Moreover, a vivid debate is ongoing about the factorial validity of the defeat and entrapment scale. While the two instruments were originally designed and applied as being two separate scales, recent research suggests that they appear to represent the same construct [
7,
24,
25]. This implies that the constructs themselves might not be distinct but rather two sides of the same story [
24]. Consequently, Griffiths et al. [
26] developed the short defeat and entrapment scale (SDES). The SDES consists of eight items, four indicating defeat and four entrapment. The eight items of the SDES were chosen from the 32 items of the original DS and ES by means of a principal-axis exploratory factor analysis (EFA): Griffiths et al. [
26] picked the four highest loading items of the DS and the four highest loading items of the ES from the EFA based on data of
N = 262 participants from the community.

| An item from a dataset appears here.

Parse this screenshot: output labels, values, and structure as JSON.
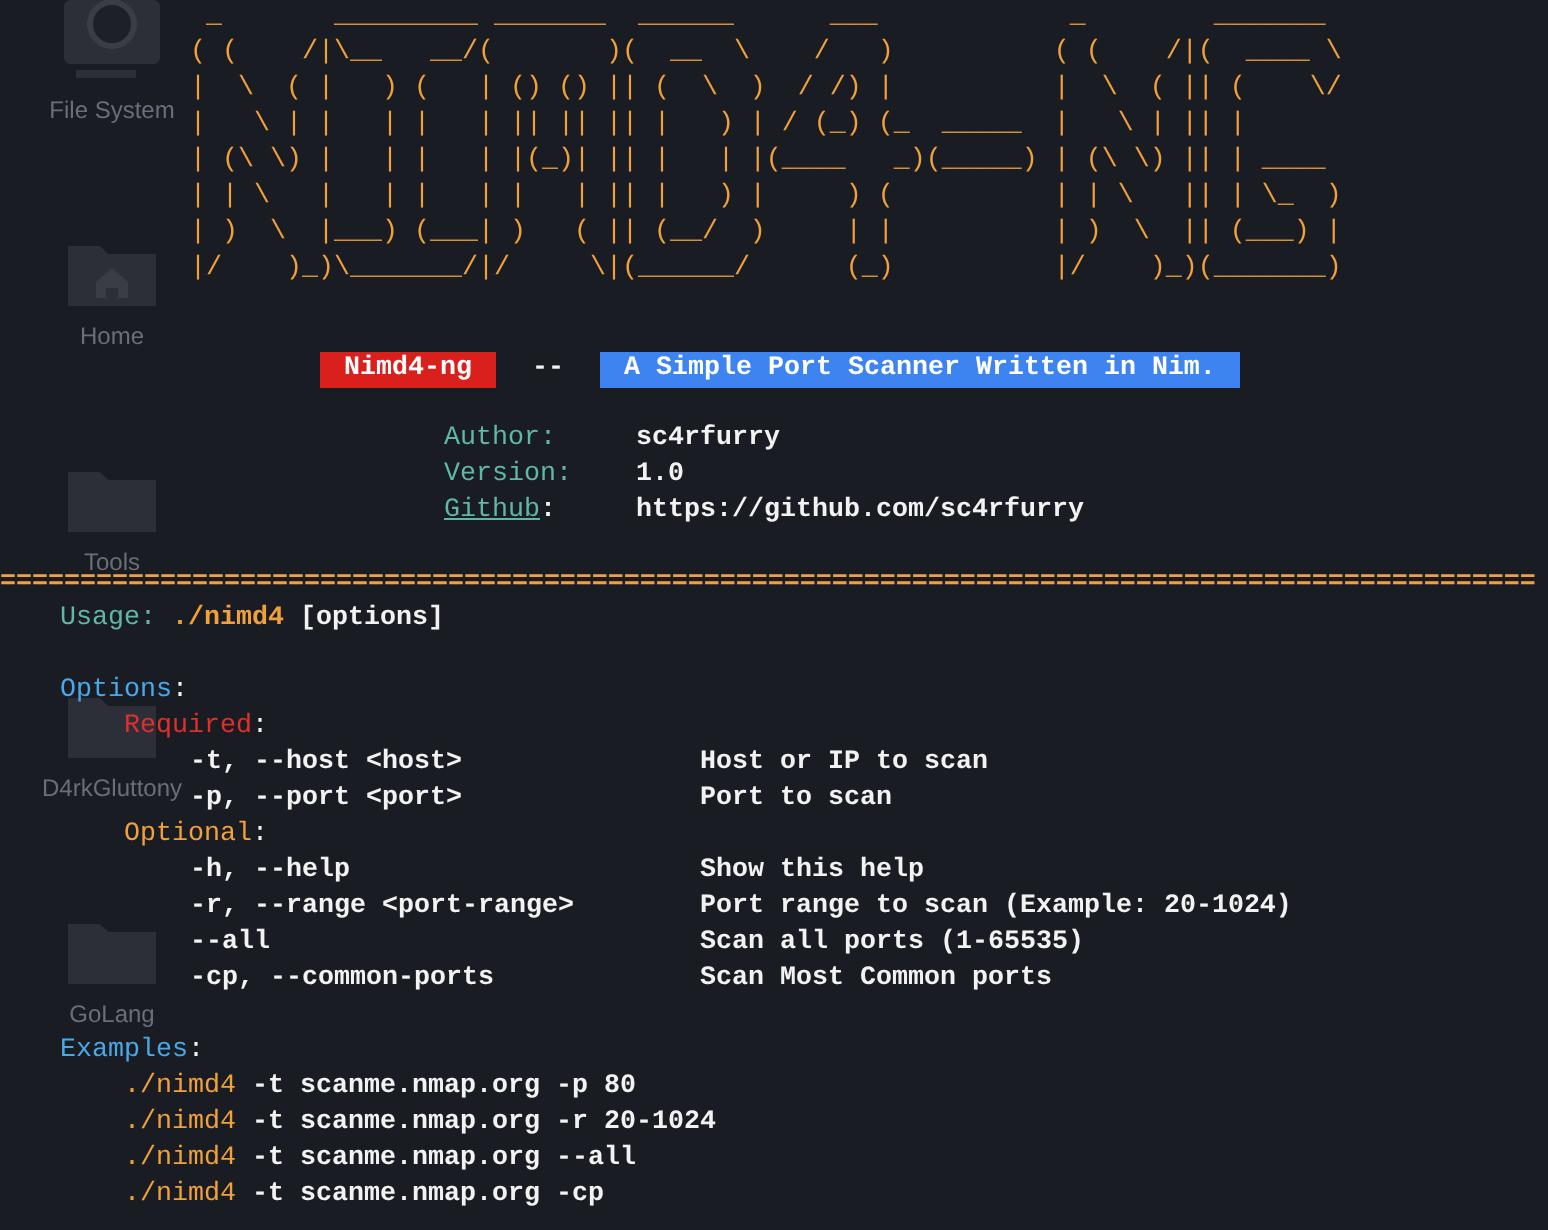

The authors presented then a series of analyses supporting unidimensionality, internal consistency, and validity of this set of eight items building the SDES.

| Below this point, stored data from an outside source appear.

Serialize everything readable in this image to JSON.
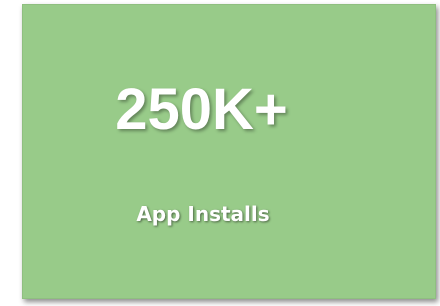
{
  "card": {
    "value": "250K+",
    "label": "App Installs",
    "background_color": "#98cb89",
    "text_color": "#ffffff"
  }
}
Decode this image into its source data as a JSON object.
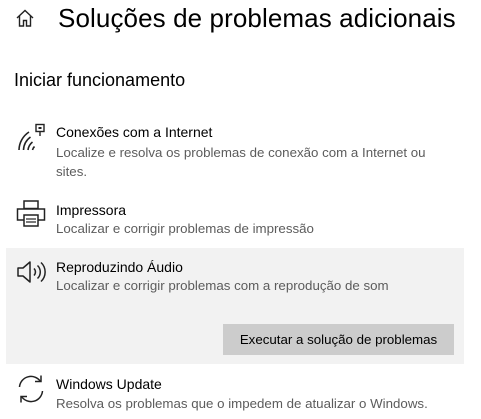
{
  "header": {
    "home_icon": "home-icon",
    "title": "Soluções de problemas adicionais"
  },
  "section": {
    "title": "Iniciar funcionamento"
  },
  "items": [
    {
      "icon": "wifi-broadcast-icon",
      "title": "Conexões com a Internet",
      "description": "Localize e resolva os problemas de conexão com a Internet ou sites."
    },
    {
      "icon": "printer-icon",
      "title": "Impressora",
      "description": "Localizar e corrigir problemas de impressão"
    },
    {
      "icon": "speaker-icon",
      "title": "Reproduzindo Áudio",
      "description": "Localizar e corrigir problemas com a reprodução de som",
      "selected": true,
      "button_label": "Executar a solução de problemas"
    },
    {
      "icon": "refresh-icon",
      "title": "Windows Update",
      "description": "Resolva os problemas que o impedem de atualizar o Windows."
    }
  ],
  "colors": {
    "selected_background": "#f2f2f2",
    "button_background": "#cccccc",
    "description_text": "#5c5c5c"
  }
}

However, within the field of psychometrics, it is known that well established analytic techniques such as exploratory factor analysis (EFA) and Confirmatory Factor Analysis (CFA) might underestimate the number of factors when factors are highly correlated [
27]. When Griffith et al. [
26] tested a two-factor model of defeat and entrapment, they found that it actually fitted the data better than a one factor model. Yet, because the two factors were highly correlated (
r = 0.91), they decided to stay with the one factor model. Within this article, we applied a novel technique based on network modelling that has been found to outperform traditional techniques when data are highly correlated. We will compare the number of identified clusters with the results from standard factor techniques based on data from an online and a clinical sample, and discuss its scientific and clinical relevance.
Network analysis
In the past years, there has been a specific interest in the estimation of network models using psychological data [
28]. Network analysis allows to visualize and estimate the association between variables, without assuming any underlying dimensional structure a priori [
29]. A network consists of nodes (the items) and the pairwise relation between the items (edges). When two items have a pairwise interaction after conditioning for all other items in the dataset (so-called partial correlation), they are connected via a line (edge). Importantly, the interpretability of a network is highly increased by applying a penalized maximum likelihood estimation called LASSO. After applying LASSO estimation on the partial correlation matrix, non-relevant spurious partial correlations are set to zero, resulting in a network of direct non-spurious relations between nodes [
30]. Network modelling has successfully been applied within for example the field of depression research (e.g., [
31]), PTSD (e.g., [
32]), and recently, suicidology (e.g., [
33]).
Identifying dimensions within a network
Although network analysis does not assume any underlying latent structure a priori, researchers and clinicians are still interested in the clustering of nodes. Indeed, Golino and Epskamp [
27] argue that clusters in a network are similar to latent variables. The LASSO estimations result in a sparse matrix that is better attuned to identifying clusters in highly correlated data. Next, an algorithm called walktrap can be used to identify numbers of clusters or latent variables within this sparse matrix [
29]. In simulation studies, the application of a walktrap algorithm on a sparse matrix was found to outperform traditional methods like parallel analysis and eigenvalue decomposition when analyzing data with multiple strongly correlated latent factors [
27]. Confirmatory Factor Analysis can then be applied to test whether the proposed structure fits the data.